Z tą piosenką można powiedzieć, że artystka zdecydowanie się poprawiła. Nie jestem wróżką, ale podejrzewam, że ten utwór niemal na pewno będzie w top 20 przebojów tego roku w Polsce. Większość komentarzy na YT pod piosenką pochodzi właśnie od polskich użytkowników.

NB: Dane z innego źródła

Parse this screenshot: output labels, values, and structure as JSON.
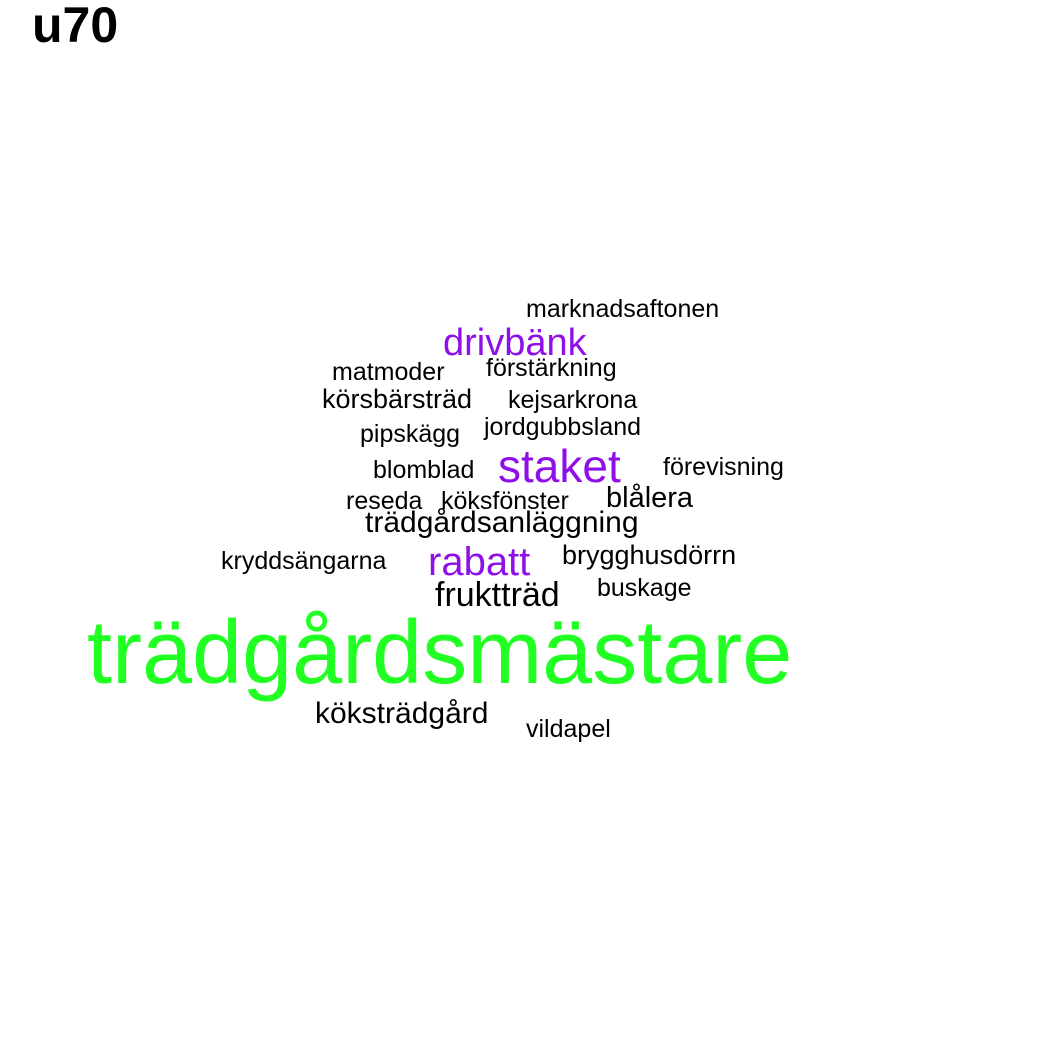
{
  "title": "u70",
  "colors": {
    "primary": "#22ff22",
    "secondary": "#8f0fe8",
    "default": "#000000"
  },
  "words": {
    "w0": "trädgårdsmästare",
    "w1": "staket",
    "w2": "rabatt",
    "w3": "drivbänk",
    "w4": "fruktträd",
    "w5": "köksträdgård",
    "w6": "trädgårdsanläggning",
    "w7": "blålera",
    "w8": "brygghusdörrn",
    "w9": "körsbärsträd",
    "w10": "marknadsaftonen",
    "w11": "förstärkning",
    "w12": "matmoder",
    "w13": "kejsarkrona",
    "w14": "jordgubbsland",
    "w15": "pipskägg",
    "w16": "blomblad",
    "w17": "förevisning",
    "w18": "reseda",
    "w19": "köksfönster",
    "w20": "kryddsängarna",
    "w21": "buskage",
    "w22": "vildapel"
  }
}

Czy jest możliwe, aby wydano kawałek z prawdziwym (nieutworzonym komputerowo) głosem artysty, który zmarł ponad 30 lat temu? Zespół Queen (którego, mam nadzieję, nie muszę nikomu przedstawiać), odpowiada, że tak! Okazuje się, że w tym roku ujrzy światło dzienne niepublikowana wcześniej piosenka Face It Alone

Jak to się stało, że do tej pory utwór ten nie został wydany? Otóż Brian May i Roger Tailor w BBC Radio 2 powiedzieli, że odnaleźli piosenkę zaśpiewaną przez samego Freddiego Mercury'ego i że jest to jego mała perełka, o której zapomnieli. Sam kawałek nagrano podczas sesji do płyty The Miracle z 1989 i był jednym z wielu, który ostatecznie nie trafił na ów krążek.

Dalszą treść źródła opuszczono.